La statue de Jacques Cartier est en parfait état, si ce n'est un éclat causé à la langue de l'une de ses chaussures, bris qui n'existait pas encore à l'été de 1988.
Le célèbre Malouin, qui découvrit le Canada en 1534, est représenté dans une pose qui renvoie au portrait de lui, popularisé au 19e siècle, et que plusieurs ont vu dans les anciens manuels scolaires. La tête droite, le regard déterminé, Jacques Cartier porte une chevelure ondulée qui touche l'oreille, et une barbe soignée. Il est vêtu d'un costume d'époque comprenant une sorte de toque, ou couvre-chef, une tunique avec collet plissé, ainsi que pourpoint, haut-de-chausses, gants et bottillons. On suppose que les jambes sont recouvertes de bas. La main droite est appuyée sur la hanche correspondante, alors que la main gauche tient une courte tige de bois arrondie (visible en arrière de la main seulement; le devant de la main est bouché de plâtre). Un bollard enroulé de cordage sert d'appui à la statue du côté gauche. Détail : incrusté dans le vêtement, sous la main droite, un petit anneau en métal.
Si les deux statues forment une paire, vu la direction des regards, et une certaine disproportion anatomique (le Jacques Cartier est gros de tête, court de jambes; le Saint Jean-Baptiste, déhanché), elles n'ont pas été conçues, de toute évidence, pour les niches qui les accueillent.

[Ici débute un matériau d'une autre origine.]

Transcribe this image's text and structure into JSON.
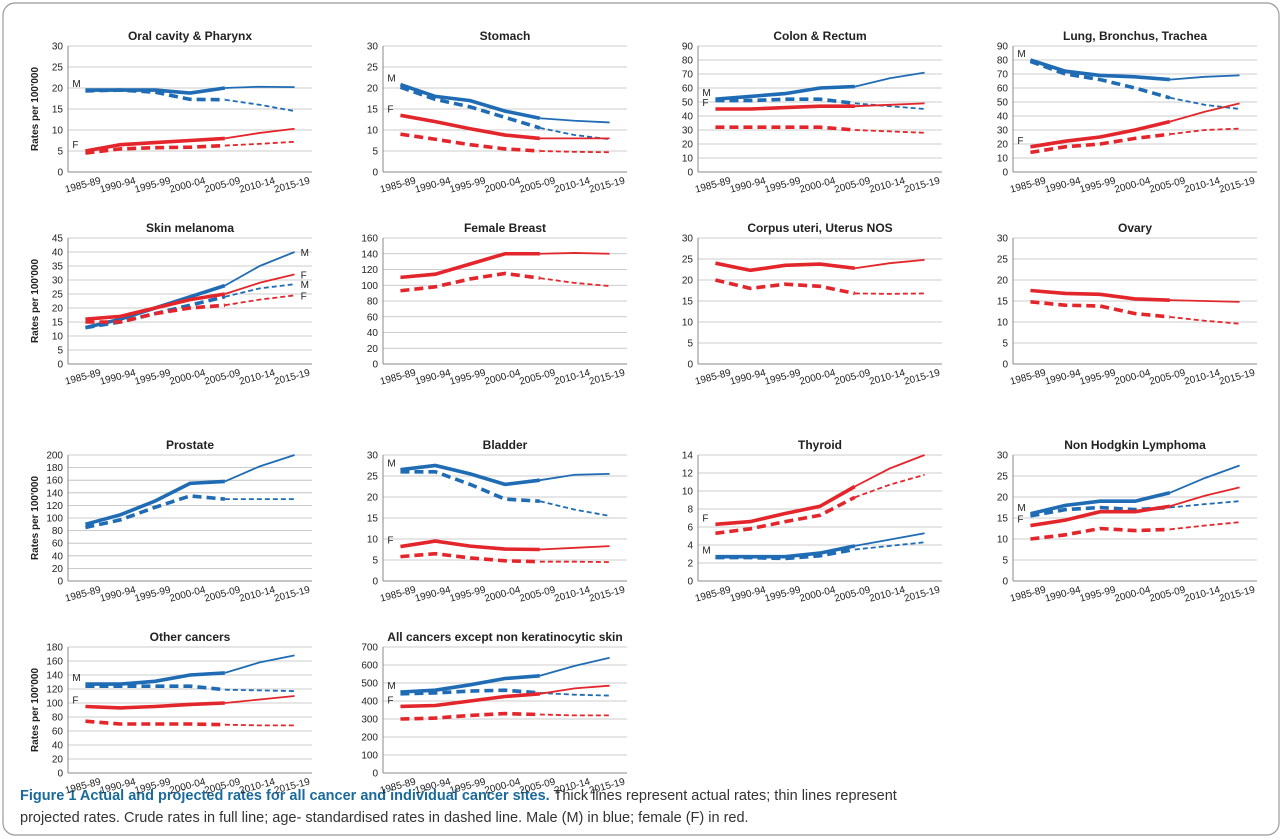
{
  "chart_data": [
    {
      "type": "line",
      "title": "Oral cavity & Pharynx",
      "ylabel": "Rates per 100'000",
      "categories": [
        "1985-89",
        "1990-94",
        "1995-99",
        "2000-04",
        "2005-09",
        "2010-14",
        "2015-19"
      ],
      "ylim": [
        0,
        30
      ],
      "yticks": [
        0,
        5,
        10,
        15,
        20,
        25,
        30
      ],
      "grid": true,
      "series": [
        {
          "color": "#1f6cb4",
          "dashed": false,
          "label": "M",
          "label_at": "start",
          "values": [
            19.5,
            19.5,
            19.5,
            18.8,
            20,
            20.3,
            20.2
          ]
        },
        {
          "color": "#1f6cb4",
          "dashed": true,
          "values": [
            19.3,
            19.5,
            19,
            17.3,
            17.2,
            16,
            14.5
          ]
        },
        {
          "color": "#e3262b",
          "dashed": false,
          "label": "F",
          "label_at": "start",
          "values": [
            5,
            6.5,
            7,
            7.5,
            8,
            9.3,
            10.3
          ]
        },
        {
          "color": "#e3262b",
          "dashed": true,
          "values": [
            4.5,
            5.5,
            5.8,
            5.9,
            6.3,
            6.7,
            7.2
          ]
        }
      ]
    },
    {
      "type": "line",
      "title": "Stomach",
      "categories": [
        "1985-89",
        "1990-94",
        "1995-99",
        "2000-04",
        "2005-09",
        "2010-14",
        "2015-19"
      ],
      "ylim": [
        0,
        30
      ],
      "yticks": [
        0,
        5,
        10,
        15,
        20,
        25,
        30
      ],
      "grid": true,
      "series": [
        {
          "color": "#1f6cb4",
          "dashed": false,
          "label": "M",
          "label_at": "start",
          "values": [
            20.8,
            18,
            17,
            14.5,
            12.8,
            12.2,
            11.8
          ]
        },
        {
          "color": "#1f6cb4",
          "dashed": true,
          "values": [
            20.2,
            17.3,
            15.5,
            13,
            10.5,
            8.8,
            7.8
          ]
        },
        {
          "color": "#e3262b",
          "dashed": false,
          "label": "F",
          "label_at": "start",
          "values": [
            13.5,
            12,
            10.3,
            8.8,
            8,
            8,
            8
          ]
        },
        {
          "color": "#e3262b",
          "dashed": true,
          "values": [
            9,
            7.8,
            6.5,
            5.5,
            5,
            4.8,
            4.7
          ]
        }
      ]
    },
    {
      "type": "line",
      "title": "Colon & Rectum",
      "categories": [
        "1985-89",
        "1990-94",
        "1995-99",
        "2000-04",
        "2005-09",
        "2010-14",
        "2015-19"
      ],
      "ylim": [
        0,
        90
      ],
      "yticks": [
        0,
        10,
        20,
        30,
        40,
        50,
        60,
        70,
        80,
        90
      ],
      "grid": true,
      "series": [
        {
          "color": "#1f6cb4",
          "dashed": false,
          "label": "M",
          "label_at": "start",
          "values": [
            52,
            54,
            56,
            60,
            61,
            67,
            71
          ]
        },
        {
          "color": "#1f6cb4",
          "dashed": true,
          "values": [
            51,
            51,
            52,
            52,
            49,
            47,
            45
          ]
        },
        {
          "color": "#e3262b",
          "dashed": false,
          "label": "F",
          "label_at": "start",
          "values": [
            45,
            45,
            46,
            47,
            47,
            48,
            49
          ]
        },
        {
          "color": "#e3262b",
          "dashed": true,
          "values": [
            32,
            32,
            32,
            32,
            30,
            29,
            28
          ]
        }
      ]
    },
    {
      "type": "line",
      "title": "Lung, Bronchus, Trachea",
      "categories": [
        "1985-89",
        "1990-94",
        "1995-99",
        "2000-04",
        "2005-09",
        "2010-14",
        "2015-19"
      ],
      "ylim": [
        0,
        90
      ],
      "yticks": [
        0,
        10,
        20,
        30,
        40,
        50,
        60,
        70,
        80,
        90
      ],
      "grid": true,
      "series": [
        {
          "color": "#1f6cb4",
          "dashed": false,
          "label": "M",
          "label_at": "start",
          "values": [
            80,
            72,
            69,
            68,
            66,
            68,
            69
          ]
        },
        {
          "color": "#1f6cb4",
          "dashed": true,
          "values": [
            79,
            70,
            66,
            60,
            53,
            48,
            45
          ]
        },
        {
          "color": "#e3262b",
          "dashed": false,
          "label": "F",
          "label_at": "start",
          "values": [
            18,
            22,
            25,
            30,
            36,
            43,
            49
          ]
        },
        {
          "color": "#e3262b",
          "dashed": true,
          "values": [
            14,
            18,
            20,
            24,
            27,
            30,
            31
          ]
        }
      ]
    },
    {
      "type": "line",
      "title": "Skin melanoma",
      "ylabel": "Rates per 100'000",
      "categories": [
        "1985-89",
        "1990-94",
        "1995-99",
        "2000-04",
        "2005-09",
        "2010-14",
        "2015-19"
      ],
      "ylim": [
        0,
        45
      ],
      "yticks": [
        0,
        5,
        10,
        15,
        20,
        25,
        30,
        35,
        40,
        45
      ],
      "grid": true,
      "series": [
        {
          "color": "#1f6cb4",
          "dashed": false,
          "label": "M",
          "label_at": "end",
          "values": [
            13,
            16,
            20,
            24,
            28,
            35,
            40
          ]
        },
        {
          "color": "#1f6cb4",
          "dashed": true,
          "label": "M",
          "label_at": "end",
          "values": [
            13,
            15,
            18,
            21,
            24,
            27,
            28.5
          ]
        },
        {
          "color": "#e3262b",
          "dashed": false,
          "label": "F",
          "label_at": "end",
          "values": [
            16,
            17,
            20,
            23,
            25,
            29,
            32
          ]
        },
        {
          "color": "#e3262b",
          "dashed": true,
          "label": "F",
          "label_at": "end",
          "values": [
            15,
            15,
            18,
            20,
            21,
            23,
            24.5
          ]
        }
      ]
    },
    {
      "type": "line",
      "title": "Female Breast",
      "categories": [
        "1985-89",
        "1990-94",
        "1995-99",
        "2000-04",
        "2005-09",
        "2010-14",
        "2015-19"
      ],
      "ylim": [
        0,
        160
      ],
      "yticks": [
        0,
        20,
        40,
        60,
        80,
        100,
        120,
        140,
        160
      ],
      "grid": true,
      "series": [
        {
          "color": "#e3262b",
          "dashed": false,
          "values": [
            110,
            114,
            127,
            140,
            140,
            141,
            140
          ]
        },
        {
          "color": "#e3262b",
          "dashed": true,
          "values": [
            93,
            98,
            108,
            115,
            109,
            103,
            99
          ]
        }
      ]
    },
    {
      "type": "line",
      "title": "Corpus uteri, Uterus NOS",
      "categories": [
        "1985-89",
        "1990-94",
        "1995-99",
        "2000-04",
        "2005-09",
        "2010-14",
        "2015-19"
      ],
      "ylim": [
        0,
        30
      ],
      "yticks": [
        0,
        5,
        10,
        15,
        20,
        25,
        30
      ],
      "grid": true,
      "series": [
        {
          "color": "#e3262b",
          "dashed": false,
          "values": [
            24,
            22.3,
            23.5,
            23.8,
            22.8,
            24,
            24.8
          ]
        },
        {
          "color": "#e3262b",
          "dashed": true,
          "values": [
            20,
            18,
            19,
            18.5,
            16.8,
            16.7,
            16.8
          ]
        }
      ]
    },
    {
      "type": "line",
      "title": "Ovary",
      "categories": [
        "1985-89",
        "1990-94",
        "1995-99",
        "2000-04",
        "2005-09",
        "2010-14",
        "2015-19"
      ],
      "ylim": [
        0,
        30
      ],
      "yticks": [
        0,
        5,
        10,
        15,
        20,
        25,
        30
      ],
      "grid": true,
      "series": [
        {
          "color": "#e3262b",
          "dashed": false,
          "values": [
            17.5,
            16.8,
            16.6,
            15.5,
            15.2,
            15,
            14.8
          ]
        },
        {
          "color": "#e3262b",
          "dashed": true,
          "values": [
            14.8,
            14,
            13.8,
            12,
            11.2,
            10.3,
            9.6
          ]
        }
      ]
    },
    {
      "type": "line",
      "title": "Prostate",
      "ylabel": "Rates per 100'000",
      "categories": [
        "1985-89",
        "1990-94",
        "1995-99",
        "2000-04",
        "2005-09",
        "2010-14",
        "2015-19"
      ],
      "ylim": [
        0,
        200
      ],
      "yticks": [
        0,
        20,
        40,
        60,
        80,
        100,
        120,
        140,
        160,
        180,
        200
      ],
      "grid": true,
      "series": [
        {
          "color": "#1f6cb4",
          "dashed": false,
          "values": [
            90,
            105,
            127,
            155,
            158,
            182,
            200
          ]
        },
        {
          "color": "#1f6cb4",
          "dashed": true,
          "values": [
            85,
            97,
            117,
            135,
            130,
            130,
            130
          ]
        }
      ]
    },
    {
      "type": "line",
      "title": "Bladder",
      "categories": [
        "1985-89",
        "1990-94",
        "1995-99",
        "2000-04",
        "2005-09",
        "2010-14",
        "2015-19"
      ],
      "ylim": [
        0,
        30
      ],
      "yticks": [
        0,
        5,
        10,
        15,
        20,
        25,
        30
      ],
      "grid": true,
      "series": [
        {
          "color": "#1f6cb4",
          "dashed": false,
          "label": "M",
          "label_at": "start",
          "values": [
            26.5,
            27.5,
            25.5,
            23,
            24,
            25.3,
            25.5
          ]
        },
        {
          "color": "#1f6cb4",
          "dashed": true,
          "values": [
            26,
            26,
            23,
            19.5,
            19,
            17,
            15.5
          ]
        },
        {
          "color": "#e3262b",
          "dashed": false,
          "label": "F",
          "label_at": "start",
          "values": [
            8.2,
            9.5,
            8.3,
            7.6,
            7.5,
            7.9,
            8.3
          ]
        },
        {
          "color": "#e3262b",
          "dashed": true,
          "values": [
            5.8,
            6.5,
            5.5,
            4.8,
            4.6,
            4.6,
            4.5
          ]
        }
      ]
    },
    {
      "type": "line",
      "title": "Thyroid",
      "categories": [
        "1985-89",
        "1990-94",
        "1995-99",
        "2000-04",
        "2005-09",
        "2010-14",
        "2015-19"
      ],
      "ylim": [
        0,
        14
      ],
      "yticks": [
        0,
        2,
        4,
        6,
        8,
        10,
        12,
        14
      ],
      "grid": true,
      "series": [
        {
          "color": "#e3262b",
          "dashed": false,
          "label": "F",
          "label_at": "start",
          "values": [
            6.3,
            6.6,
            7.5,
            8.3,
            10.5,
            12.5,
            14
          ]
        },
        {
          "color": "#e3262b",
          "dashed": true,
          "values": [
            5.3,
            5.8,
            6.6,
            7.3,
            9.3,
            10.7,
            11.8
          ]
        },
        {
          "color": "#1f6cb4",
          "dashed": false,
          "label": "M",
          "label_at": "start",
          "values": [
            2.7,
            2.7,
            2.7,
            3.1,
            3.9,
            4.6,
            5.3
          ]
        },
        {
          "color": "#1f6cb4",
          "dashed": true,
          "values": [
            2.6,
            2.6,
            2.5,
            2.8,
            3.5,
            3.9,
            4.3
          ]
        }
      ]
    },
    {
      "type": "line",
      "title": "Non Hodgkin Lymphoma",
      "categories": [
        "1985-89",
        "1990-94",
        "1995-99",
        "2000-04",
        "2005-09",
        "2010-14",
        "2015-19"
      ],
      "ylim": [
        0,
        30
      ],
      "yticks": [
        0,
        5,
        10,
        15,
        20,
        25,
        30
      ],
      "grid": true,
      "series": [
        {
          "color": "#1f6cb4",
          "dashed": false,
          "label": "M",
          "label_at": "start",
          "values": [
            16,
            18,
            19,
            19,
            21,
            24.5,
            27.5
          ]
        },
        {
          "color": "#1f6cb4",
          "dashed": true,
          "values": [
            15.5,
            17,
            17.5,
            17,
            17.5,
            18.3,
            19
          ]
        },
        {
          "color": "#e3262b",
          "dashed": false,
          "label": "F",
          "label_at": "start",
          "values": [
            13.2,
            14.5,
            16.5,
            16.5,
            17.8,
            20.3,
            22.3
          ]
        },
        {
          "color": "#e3262b",
          "dashed": true,
          "values": [
            10,
            11,
            12.5,
            12,
            12.3,
            13.2,
            14
          ]
        }
      ]
    },
    {
      "type": "line",
      "title": "Other cancers",
      "ylabel": "Rates per 100'000",
      "categories": [
        "1985-89",
        "1990-94",
        "1995-99",
        "2000-04",
        "2005-09",
        "2010-14",
        "2015-19"
      ],
      "ylim": [
        0,
        180
      ],
      "yticks": [
        0,
        20,
        40,
        60,
        80,
        100,
        120,
        140,
        160,
        180
      ],
      "grid": true,
      "series": [
        {
          "color": "#1f6cb4",
          "dashed": false,
          "label": "M",
          "label_at": "start",
          "values": [
            127,
            127,
            131,
            140,
            143,
            158,
            168
          ]
        },
        {
          "color": "#1f6cb4",
          "dashed": true,
          "values": [
            124,
            124,
            124,
            124,
            119,
            118,
            117
          ]
        },
        {
          "color": "#e3262b",
          "dashed": false,
          "label": "F",
          "label_at": "start",
          "values": [
            95,
            93,
            95,
            98,
            100,
            105,
            110
          ]
        },
        {
          "color": "#e3262b",
          "dashed": true,
          "values": [
            74,
            70,
            70,
            70,
            69,
            68,
            68
          ]
        }
      ]
    },
    {
      "type": "line",
      "title": "All cancers except non keratinocytic skin",
      "categories": [
        "1985-89",
        "1990-94",
        "1995-99",
        "2000-04",
        "2005-09",
        "2010-14",
        "2015-19"
      ],
      "ylim": [
        0,
        700
      ],
      "yticks": [
        0,
        100,
        200,
        300,
        400,
        500,
        600,
        700
      ],
      "grid": true,
      "series": [
        {
          "color": "#1f6cb4",
          "dashed": false,
          "label": "M",
          "label_at": "start",
          "values": [
            450,
            460,
            490,
            525,
            540,
            595,
            640
          ]
        },
        {
          "color": "#1f6cb4",
          "dashed": true,
          "values": [
            440,
            445,
            455,
            460,
            445,
            435,
            430
          ]
        },
        {
          "color": "#e3262b",
          "dashed": false,
          "label": "F",
          "label_at": "start",
          "values": [
            370,
            375,
            400,
            425,
            440,
            470,
            485
          ]
        },
        {
          "color": "#e3262b",
          "dashed": true,
          "values": [
            300,
            305,
            320,
            330,
            325,
            320,
            320
          ]
        }
      ]
    }
  ],
  "caption": {
    "title": "Figure 1 Actual and projected rates for all cancer and individual cancer sites.",
    "lines": [
      " Thick lines represent actual rates; thin lines represent",
      "projected rates. Crude rates in full line; age- standardised rates in dashed line. Male (M) in blue; female (F) in red."
    ]
  }
}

Cela se voit par leurs bases qui, trop profondes, dépassent le bas des niches. Tout au plus quelqu'un a-t-il modifié la forme des bases, d'ailleurs dissemblables, pour qu'elles se conforment à la concavité des niches.
Le jumelage que leur emplacement actuel impose aux statues soulève plusieurs questions. Depuis quand ces statues sont-elles là? Leur jumelage s'explique-t-il? Qui les aurait faites? Quand?